MATERIALS AND METHODS

Study population.

Between October 2002 and March 2005, 82 patients were prospectively monitored for 12 weeks and divided into the following groups: 22 patients with IA (proven or probable), chosen according to the criteria developed by the consensus of the European Organization of the Research and Treatment of Cancer/Mycoses Study Group (EORTC/MSG) (2); 17 patients with other mold infections, such as Fusarium infection, zygomycosis, and scedosporium; and 23 patients with candidemia. In addition, we selected 20 control nonneutropenic patients with solid tumors and without any radiological or clinical evidence of IA or risk factors for IFI. Blood was obtained twice on week 1 and once every other week for a total follow-up of 12 weeks. Patient demographics and clinical characteristics were collected, including age, underlying disease, type of transplantation, steroid use, neutropenia, and antifungal therapy used during the study period. This study was approved by the M. D. Anderson Cancer Center Institutional Review Board.

BG analysis of serum.

Blood samples were collected in sterile, BG-free clotting tubes. Serum was separated by centrifugation and stored at −80°C until testing. BG levels in the serum were assayed using a Fungitell kit (Associates of Cape Cod, East Falmouth, MA) according to the manufacturer's specifications. BG levels were quantitated against a purified Pachyman standard, which includes a five-point twofold curve ranging from 100 pg/ml to 6.25 pg/ml. The cutoff was 80 pg/ml. In brief, 5 μl of serum per well was dispensed in triplicate and pretreated by addition of 20 ml of 0.125 M KOH-0.6 M KCl and incubation for 10 min at 37°C. This step inactivated protease and other inhibitors present in human serum. The Fungitell BG reagent was then reconstituted and dispensed per manufacturer specifications. A ThermoMax plate reader (Molecular Devices, Sunnyvale, CA) with SofMax Pro software onboard (Molecular Devices, Sunnyvale, CA) was used to accomplish kinetic analysis of the microtiter plate.

GM assay.

GM in each sample was measured by using a Platelia Aspergillus enzyme immunoassay test kit (Bio-Rad, Hercules, CA).

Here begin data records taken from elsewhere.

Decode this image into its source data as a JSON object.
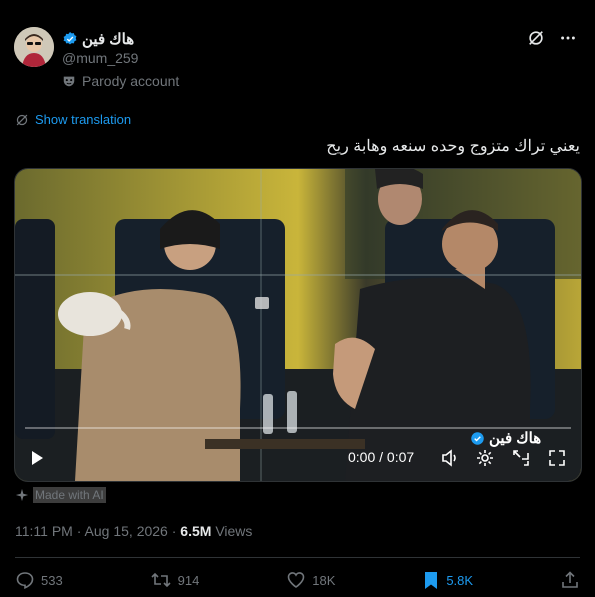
{
  "post": {
    "display_name": "هاك فين",
    "handle": "@mum_259",
    "parody_label": "Parody account",
    "show_translation": "Show translation",
    "text": "يعني تراك متزوج وحده سنعه وهابة ريح",
    "made_with_ai": "Made with AI",
    "time": "11:11 PM",
    "date": "Aug 15, 2026",
    "separator": "·",
    "views_count": "6.5M",
    "views_label": "Views"
  },
  "video": {
    "time_display": "0:00 / 0:07",
    "watermark": "هاك فين"
  },
  "actions": {
    "replies": "533",
    "reposts": "914",
    "likes": "18K",
    "bookmarks": "5.8K"
  },
  "colors": {
    "accent": "#1d9bf0",
    "background": "#000000",
    "muted": "#71767b",
    "text": "#e7e9ea"
  }
}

Coded serum samples were thawed and analyzed in batches, as directed by the manufacturer. Optical densities were read at 450 nm to 620 nm. Results were recorded as indexes relative to the mean optical density of the threshold controls. Samples that had an optical density index of >0.5 were considered positive and underwent repeated testing to ensure positive results. Evaluated patients had to have two serum samples available for analysis.

Definitions.

Neutropenia was defined as an absolute neutrophil count of <500 cells/ml. Sensitivity, specificity, and predictive values were calculated on both per-patient and per-sample outcome bases. Furthermore, each patient was classified as positive or negative depending on whether the patient had at least two positive test results. The cutoff index value for GM was 0.5, and the cutoff for BG was 780 mg.

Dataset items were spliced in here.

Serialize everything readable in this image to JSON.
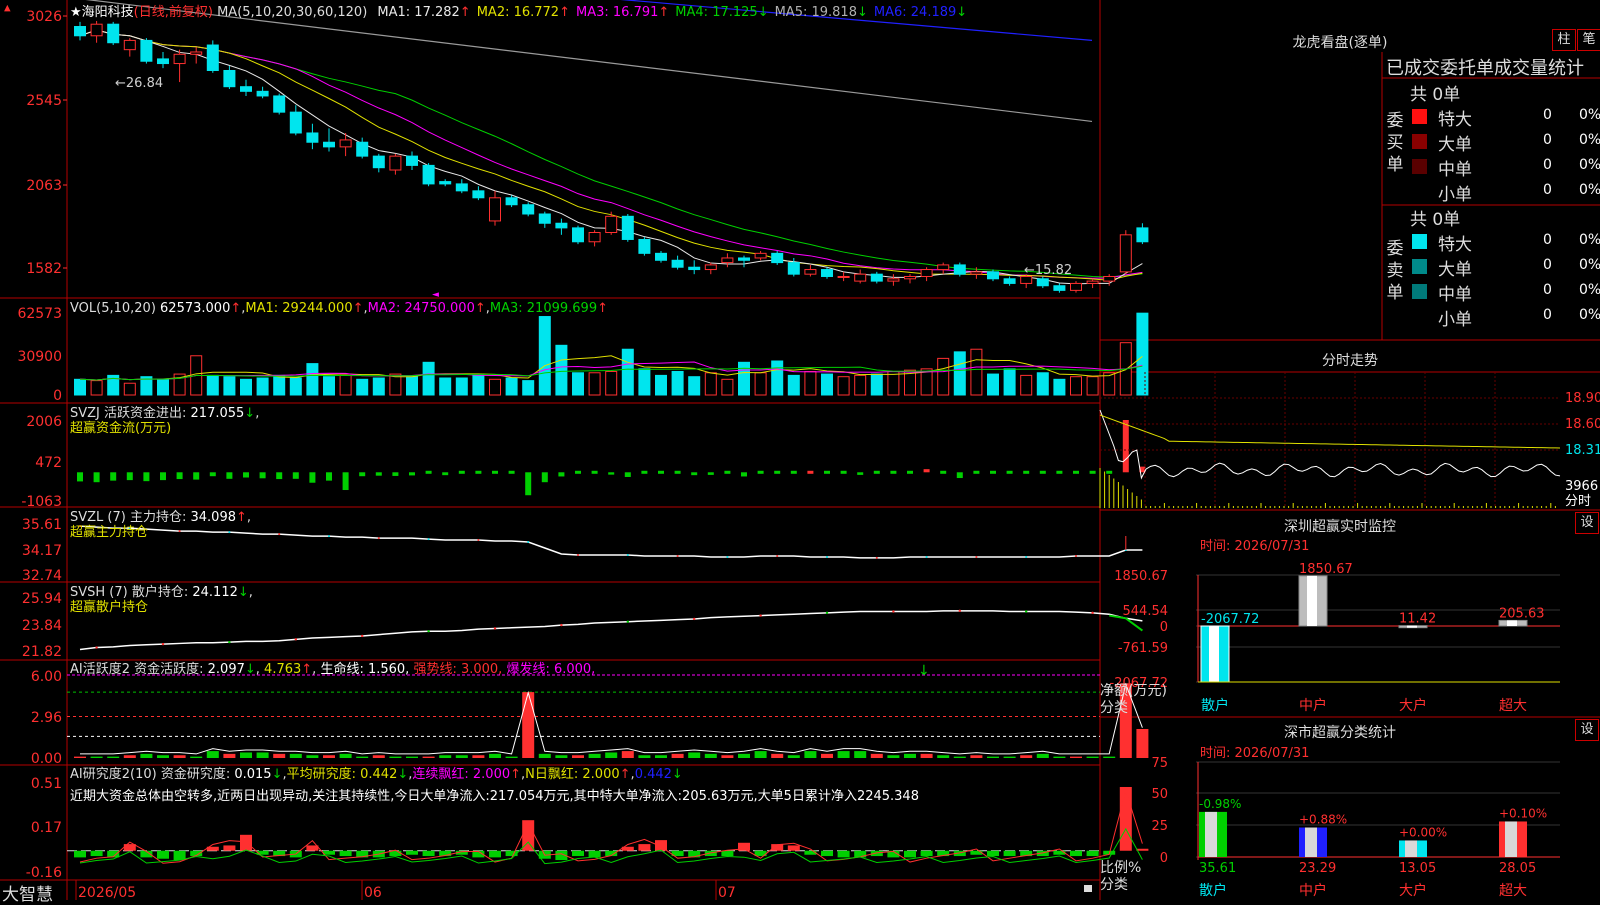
{
  "colors": {
    "up": "#ff3030",
    "down": "#00e5ee",
    "frame": "#b40000",
    "white": "#e8e8e8",
    "yellow": "#e0e000",
    "magenta": "#ff00ff",
    "green": "#00d000",
    "gray": "#9a9a9a",
    "blue": "#2020ff",
    "purple": "#a000a0"
  },
  "header": {
    "star": "★",
    "stock": "海阳科技",
    "mode": "(日线,前复权)",
    "ma_params": "MA(5,10,20,30,60,120)",
    "ma_values": [
      {
        "label": "MA1:",
        "value": "17.282",
        "arrow": "↑",
        "color": "#e8e8e8"
      },
      {
        "label": "MA2:",
        "value": "16.772",
        "arrow": "↑",
        "color": "#e0e000"
      },
      {
        "label": "MA3:",
        "value": "16.791",
        "arrow": "↑",
        "color": "#ff00ff"
      },
      {
        "label": "MA4:",
        "value": "17.125",
        "arrow": "↓",
        "color": "#00d000"
      },
      {
        "label": "MA5:",
        "value": "19.818",
        "arrow": "↓",
        "color": "#b0b0b0"
      },
      {
        "label": "MA6:",
        "value": "24.189",
        "arrow": "↓",
        "color": "#2020ff"
      }
    ]
  },
  "price_axis": {
    "ticks": [
      "3026",
      "2545",
      "2063",
      "1582"
    ]
  },
  "price_annotations": {
    "high": "←26.84",
    "low": "←15.82"
  },
  "vol": {
    "header": "VOL(5,10,20)",
    "value": "62573.000",
    "ma1": "MA1: 29244.000",
    "ma2": "MA2: 24750.000",
    "ma3": "MA3: 21099.699",
    "ticks": [
      "62573",
      "30900",
      "0"
    ]
  },
  "svzj": {
    "l1_name": "SVZJ  活跃资金进出:",
    "l1_value": "217.055",
    "l2": "超赢资金流(万元)",
    "ticks": [
      "2006",
      "472",
      "-1063"
    ]
  },
  "svzl": {
    "l1": "SVZL  (7) 主力持仓:",
    "value": "34.098",
    "l2": "超赢主力持仓",
    "ticks": [
      "35.61",
      "34.17",
      "32.74"
    ]
  },
  "svsh": {
    "l1": "SVSH  (7) 散户持仓:",
    "value": "24.112",
    "l2": "超赢散户持仓",
    "ticks": [
      "25.94",
      "23.84",
      "21.82"
    ]
  },
  "ai1": {
    "l1": "AI活跃度2 资金活跃度:",
    "v1": "2.097",
    "v2": "4.763",
    "v3": "生命线: 1.560,",
    "v4": "强势线: 3.000,",
    "v5": "爆发线: 6.000,",
    "ticks": [
      "6.00",
      "2.96",
      "0.00"
    ]
  },
  "ai2": {
    "l1": "AI研究度2(10) 资金研究度:",
    "v1": "0.015",
    "v2": "平均研究度: 0.442",
    "v3": "连续飘红: 2.000",
    "v4": "N日飘红: 2.000",
    "v5": "0.442",
    "desc": "近期大资金总体由空转多,近两日出现异动,关注其持续性,今日大单净流入:217.054万元,其中特大单净流入:205.63万元,大单5日累计净入2245.348",
    "ticks": [
      "0.51",
      "0.17",
      "-0.16"
    ]
  },
  "date_axis": {
    "labels": [
      "2026/05",
      "06",
      "07"
    ],
    "brand": "大智慧"
  },
  "lhb": {
    "title": "龙虎看盘(逐单)",
    "btn1": "柱",
    "btn2": "笔",
    "subtitle": "已成交委托单成交量统计",
    "buy": {
      "side": "委买单",
      "total": "共 0单",
      "rows": [
        {
          "name": "特大",
          "count": "0",
          "pct": "0%",
          "color": "#ff1010"
        },
        {
          "name": "大单",
          "count": "0",
          "pct": "0%",
          "color": "#8a0000"
        },
        {
          "name": "中单",
          "count": "0",
          "pct": "0%",
          "color": "#5a0000"
        },
        {
          "name": "小单",
          "count": "0",
          "pct": "0%",
          "color": ""
        }
      ]
    },
    "sell": {
      "side": "委卖单",
      "total": "共 0单",
      "rows": [
        {
          "name": "特大",
          "count": "0",
          "pct": "0%",
          "color": "#00e5ee"
        },
        {
          "name": "大单",
          "count": "0",
          "pct": "0%",
          "color": "#008a8a"
        },
        {
          "name": "中单",
          "count": "0",
          "pct": "0%",
          "color": "#007a7a"
        },
        {
          "name": "小单",
          "count": "0",
          "pct": "0%",
          "color": ""
        }
      ]
    }
  },
  "intraday": {
    "title": "分时走势",
    "prices": [
      "18.90",
      "18.60",
      "18.31"
    ],
    "vol": "3966",
    "vol_label": "分时"
  },
  "monitor": {
    "title": "深圳超赢实时监控",
    "btn": "设",
    "time": "时间: 2026/07/31",
    "ticks": [
      "1850.67",
      "544.54",
      "0",
      "-761.59",
      "-2067.72"
    ],
    "ylabel": "净额(万元)",
    "xlabel": "分类",
    "cats": [
      "散户",
      "中户",
      "大户",
      "超大"
    ],
    "values": [
      -2067.72,
      1850.67,
      11.42,
      205.63
    ],
    "value_labels": [
      "-2067.72",
      "1850.67",
      "11.42",
      "205.63"
    ]
  },
  "classify": {
    "title": "深市超赢分类统计",
    "btn": "设",
    "time": "时间: 2026/07/31",
    "ticks": [
      "75",
      "50",
      "25",
      "0"
    ],
    "ylabel": "比例%",
    "xlabel": "分类",
    "cats": [
      "散户",
      "中户",
      "大户",
      "超大"
    ],
    "values": [
      35.61,
      23.29,
      13.05,
      28.05
    ],
    "value_labels": [
      "35.61",
      "23.29",
      "13.05",
      "28.05"
    ],
    "changes": [
      "-0.98%",
      "+0.88%",
      "+0.00%",
      "+0.10%"
    ]
  },
  "chart_data": [
    {
      "type": "candlestick",
      "title": "海阳科技 (日线,前复权)",
      "ohlc": [
        [
          26.6,
          26.8,
          26.0,
          26.2
        ],
        [
          26.2,
          26.84,
          25.9,
          26.7
        ],
        [
          26.7,
          26.8,
          25.8,
          25.9
        ],
        [
          25.6,
          26.1,
          25.3,
          26.0
        ],
        [
          26.0,
          26.1,
          25.0,
          25.1
        ],
        [
          25.2,
          25.5,
          24.8,
          25.0
        ],
        [
          25.0,
          25.6,
          24.2,
          25.4
        ],
        [
          25.4,
          25.7,
          25.0,
          25.5
        ],
        [
          25.8,
          26.0,
          24.6,
          24.7
        ],
        [
          24.7,
          24.9,
          23.9,
          24.0
        ],
        [
          24.0,
          24.3,
          23.6,
          23.8
        ],
        [
          23.8,
          24.0,
          23.5,
          23.6
        ],
        [
          23.6,
          23.7,
          22.8,
          22.9
        ],
        [
          22.9,
          23.2,
          21.9,
          22.0
        ],
        [
          22.0,
          22.4,
          21.3,
          21.6
        ],
        [
          21.6,
          22.2,
          21.2,
          21.4
        ],
        [
          21.4,
          22.0,
          21.0,
          21.7
        ],
        [
          21.6,
          21.8,
          20.9,
          21.0
        ],
        [
          21.0,
          21.1,
          20.3,
          20.5
        ],
        [
          20.4,
          21.1,
          20.2,
          21.0
        ],
        [
          21.0,
          21.2,
          20.4,
          20.6
        ],
        [
          20.6,
          20.7,
          19.7,
          19.8
        ],
        [
          19.9,
          20.0,
          19.7,
          19.8
        ],
        [
          19.8,
          20.0,
          19.4,
          19.5
        ],
        [
          19.5,
          19.7,
          19.1,
          19.2
        ],
        [
          18.2,
          19.5,
          18.0,
          19.2
        ],
        [
          19.2,
          19.3,
          18.8,
          18.9
        ],
        [
          18.9,
          19.0,
          18.4,
          18.5
        ],
        [
          18.5,
          18.6,
          17.9,
          18.1
        ],
        [
          18.1,
          18.3,
          17.6,
          17.9
        ],
        [
          17.9,
          18.0,
          17.2,
          17.3
        ],
        [
          17.3,
          17.8,
          17.1,
          17.7
        ],
        [
          17.7,
          18.6,
          17.6,
          18.4
        ],
        [
          18.4,
          18.5,
          17.3,
          17.4
        ],
        [
          17.4,
          17.5,
          16.7,
          16.8
        ],
        [
          16.8,
          16.9,
          16.4,
          16.5
        ],
        [
          16.5,
          16.7,
          16.1,
          16.2
        ],
        [
          16.2,
          16.5,
          15.9,
          16.1
        ],
        [
          16.1,
          16.4,
          15.9,
          16.3
        ],
        [
          16.4,
          16.8,
          16.2,
          16.6
        ],
        [
          16.6,
          16.7,
          16.2,
          16.5
        ],
        [
          16.6,
          16.9,
          16.5,
          16.8
        ],
        [
          16.8,
          16.9,
          16.3,
          16.4
        ],
        [
          16.4,
          16.6,
          15.8,
          15.9
        ],
        [
          15.9,
          16.3,
          15.8,
          16.1
        ],
        [
          16.1,
          16.2,
          15.7,
          15.8
        ],
        [
          15.8,
          16.0,
          15.6,
          15.8
        ],
        [
          15.6,
          16.1,
          15.5,
          15.9
        ],
        [
          15.9,
          16.0,
          15.5,
          15.6
        ],
        [
          15.6,
          15.9,
          15.4,
          15.7
        ],
        [
          15.7,
          15.9,
          15.5,
          15.8
        ],
        [
          15.8,
          16.2,
          15.6,
          16.1
        ],
        [
          16.1,
          16.4,
          15.9,
          16.3
        ],
        [
          16.3,
          16.4,
          15.8,
          15.9
        ],
        [
          15.9,
          16.2,
          15.7,
          16.0
        ],
        [
          16.0,
          16.1,
          15.6,
          15.7
        ],
        [
          15.7,
          15.8,
          15.4,
          15.5
        ],
        [
          15.5,
          15.9,
          15.3,
          15.8
        ],
        [
          15.7,
          15.8,
          15.3,
          15.4
        ],
        [
          15.4,
          15.5,
          15.1,
          15.2
        ],
        [
          15.2,
          15.6,
          15.1,
          15.5
        ],
        [
          15.5,
          15.7,
          15.3,
          15.6
        ],
        [
          15.6,
          15.9,
          15.4,
          15.8
        ],
        [
          16.0,
          17.8,
          15.9,
          17.6
        ],
        [
          17.9,
          18.1,
          17.2,
          17.3
        ]
      ],
      "ylim": [
        15.0,
        27.4
      ],
      "yticks": [
        "3026",
        "2545",
        "2063",
        "1582"
      ],
      "ma_series": [
        {
          "name": "MA1",
          "color": "#e8e8e8"
        },
        {
          "name": "MA2",
          "color": "#e0e000"
        },
        {
          "name": "MA3",
          "color": "#ff00ff"
        },
        {
          "name": "MA4",
          "color": "#00d000"
        },
        {
          "name": "MA5",
          "color": "#9a9a9a",
          "values": [
            27.8,
            22.5
          ]
        },
        {
          "name": "MA6",
          "color": "#2020ff",
          "values": [
            29.8,
            26.0
          ]
        }
      ]
    },
    {
      "type": "bar",
      "title": "VOL(5,10,20)",
      "values": [
        12000,
        11000,
        15000,
        9000,
        14000,
        12000,
        16000,
        30000,
        15000,
        14000,
        12000,
        13000,
        15000,
        13000,
        24000,
        14000,
        15000,
        12000,
        13000,
        16000,
        14000,
        25000,
        13000,
        13000,
        16000,
        12000,
        13000,
        11000,
        60000,
        38000,
        17000,
        17000,
        18000,
        35000,
        20000,
        15000,
        18000,
        14000,
        17000,
        12000,
        25000,
        17000,
        26000,
        15000,
        18000,
        16000,
        14000,
        15000,
        16000,
        18000,
        19000,
        20000,
        28000,
        33000,
        35000,
        16000,
        20000,
        15000,
        17000,
        12000,
        14000,
        14000,
        17000,
        40000,
        62573
      ],
      "ylim": [
        0,
        65000
      ]
    },
    {
      "type": "bar",
      "title": "SVZJ 活跃资金进出",
      "values": [
        -350,
        -380,
        -320,
        -300,
        -340,
        -300,
        -260,
        -280,
        -150,
        -250,
        -200,
        -230,
        -260,
        -250,
        -400,
        -320,
        -680,
        -150,
        -130,
        -140,
        -120,
        -80,
        -110,
        -60,
        -40,
        -60,
        -80,
        -880,
        -380,
        -160,
        -80,
        -60,
        -90,
        -180,
        -80,
        -60,
        -70,
        -110,
        -100,
        -80,
        -160,
        -80,
        -40,
        -60,
        40,
        -40,
        -20,
        -100,
        -20,
        -80,
        -40,
        120,
        -60,
        -220,
        -80,
        -40,
        -60,
        -80,
        -40,
        -60,
        -40,
        -20,
        -30,
        2006,
        217
      ],
      "ylim": [
        -1063,
        2006
      ]
    },
    {
      "type": "line",
      "title": "SVZL 主力持仓",
      "values": [
        35.3,
        35.25,
        35.2,
        35.2,
        35.15,
        35.1,
        35.05,
        35.05,
        35.0,
        35.0,
        34.95,
        34.9,
        34.9,
        34.85,
        34.8,
        34.8,
        34.75,
        34.75,
        34.7,
        34.7,
        34.7,
        34.65,
        34.6,
        34.6,
        34.6,
        34.55,
        34.55,
        34.5,
        34.2,
        33.9,
        33.85,
        33.85,
        33.85,
        33.85,
        33.8,
        33.8,
        33.8,
        33.8,
        33.75,
        33.75,
        33.75,
        33.8,
        33.8,
        33.8,
        33.75,
        33.75,
        33.75,
        33.7,
        33.7,
        33.7,
        33.75,
        33.75,
        33.75,
        33.75,
        33.75,
        33.75,
        33.75,
        33.75,
        33.75,
        33.75,
        33.8,
        33.8,
        33.8,
        34.1,
        34.1
      ],
      "ylim": [
        32.74,
        35.61
      ]
    },
    {
      "type": "line",
      "title": "SVSH 散户持仓",
      "values": [
        22.0,
        22.15,
        22.2,
        22.3,
        22.35,
        22.4,
        22.45,
        22.5,
        22.5,
        22.55,
        22.6,
        22.6,
        22.65,
        22.75,
        22.85,
        22.9,
        22.95,
        23.0,
        23.1,
        23.2,
        23.3,
        23.35,
        23.35,
        23.4,
        23.5,
        23.55,
        23.6,
        23.65,
        23.7,
        23.8,
        23.85,
        23.95,
        24.0,
        24.05,
        24.1,
        24.15,
        24.2,
        24.25,
        24.35,
        24.4,
        24.45,
        24.5,
        24.55,
        24.6,
        24.65,
        24.7,
        24.75,
        24.8,
        24.8,
        24.8,
        24.8,
        24.8,
        24.85,
        24.85,
        24.85,
        24.85,
        24.8,
        24.8,
        24.8,
        24.8,
        24.75,
        24.7,
        24.6,
        24.3,
        24.11
      ],
      "ylim": [
        21.82,
        25.94
      ]
    },
    {
      "type": "bar",
      "title": "AI活跃度2 资金活跃度",
      "values": [
        0.1,
        0.1,
        0.1,
        0.2,
        0.3,
        0.2,
        0.2,
        0.1,
        0.5,
        0.3,
        0.4,
        0.4,
        0.3,
        0.3,
        0.2,
        0.2,
        0.3,
        0.1,
        0.2,
        0.1,
        0.1,
        0.1,
        0.2,
        0.2,
        0.2,
        0.3,
        0.1,
        4.763,
        0.3,
        0.2,
        0.2,
        0.3,
        0.4,
        0.5,
        0.2,
        0.2,
        0.3,
        0.4,
        0.3,
        0.2,
        0.3,
        0.5,
        0.3,
        0.2,
        0.5,
        0.3,
        0.5,
        0.5,
        0.3,
        0.2,
        0.3,
        0.3,
        0.2,
        0.1,
        0.2,
        0.1,
        0.1,
        0.2,
        0.3,
        0.1,
        0.1,
        0.1,
        0.1,
        5.4,
        2.097
      ],
      "ylim": [
        0,
        6.0
      ]
    },
    {
      "type": "bar",
      "title": "AI研究度2(10) 资金研究度",
      "values": [
        -0.05,
        -0.04,
        -0.05,
        0.05,
        -0.05,
        -0.06,
        -0.07,
        -0.04,
        0.03,
        0.04,
        0.12,
        -0.03,
        -0.04,
        -0.05,
        0.04,
        -0.03,
        -0.04,
        -0.05,
        -0.05,
        -0.04,
        -0.03,
        -0.04,
        -0.04,
        -0.03,
        -0.05,
        -0.05,
        -0.04,
        0.23,
        -0.06,
        -0.07,
        -0.04,
        -0.05,
        -0.04,
        0.03,
        0.05,
        0.08,
        -0.04,
        -0.05,
        -0.04,
        -0.04,
        0.06,
        -0.04,
        0.05,
        0.04,
        -0.03,
        -0.04,
        -0.05,
        -0.05,
        -0.04,
        -0.05,
        -0.05,
        -0.04,
        -0.04,
        -0.04,
        -0.03,
        -0.04,
        -0.04,
        -0.04,
        -0.04,
        -0.03,
        -0.04,
        -0.04,
        -0.03,
        0.48,
        0.015
      ],
      "ylim": [
        -0.16,
        0.51
      ]
    }
  ]
}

Proven or probable IFI was determined on the basis of EORTC/MSG criteria (2). Patients with proven IA had histopathological evidence of tissue invasion by filamentous fungi, the isolation of Aspergillus species from a normally sterile but clinically infected body site, and the presence of host factors. A positive test per patient for GM or BG was based on having two consecutive positive tests. The host factors were as follows: (i) recent history of neutropenia of <500 neutrophils/mm3 for >10 days, if temporally related to the onset of fungal disease; (ii) receipt of an allogeneic stem cell transplant; (iii) prolonged use of corticosteroids at a mean minimum dose of 0.3 mg/kg of body weight/day of prednisone equivalent for >3 weeks; and (iv) treatment with other recognized T-cell immunosuppressants, such as cyclosporine, tumor necrosis factor alpha blockers, specific monoclonal antibodies (such as alemtuzumab), or nucleoside analogues, during the past 90 days. However, the positive culture for aspergillosis was considered proven if the culture was collected by a sterile procedure from a normally sterile and clinically or radiologically abnormal site consistent with an infectious disease process, excluding bronchoalveolar lavage fluid, a cranial sinus cavity specimen, and urine.

Probable invasive pulmonary aspergillosis was considered as the presence of a host factor and a positive culture or cytology for aspergillosis in addition to one major radiological criterion (halo sign, air crescent sign, or cavitary nodules) shown on computed tomography imaging or two of three minor clinical criteria, including symptoms of lower respiratory tract infection (cough, chest pain, hemoptysis, and dyspnea), physical finding of pleural rub, and any new infiltrate not fulfilling major criteria and pleural effusion. Similarly, the identification of a non-Aspergillus mold was made according to the above criteria.

Candidemia was defined as the isolation of a Candida species from at least one blood culture in the presence of signs and symptoms of systemic infection.

Statistical methods.

The sensitivity, specificity, and predictive values of diagnostic tests were calculated according to their definitions, and sensitivity comparisons were performed by chi-square test. The statistical significance was set at P values of ≤0.05 based on two-sided tests. All statistical analyses were performed using SAS, version 9.1 (SAS Institute, Cary, NC).

RESULTS

A total of 414 serum samples were tested with the GM assay, and 409 serum samples were tested with the BG assay. The group of patients with IA or other mold infections was receiving mold-active antifungal therapy (including polyenes, azoles, and echinocandins) before serum sample collection.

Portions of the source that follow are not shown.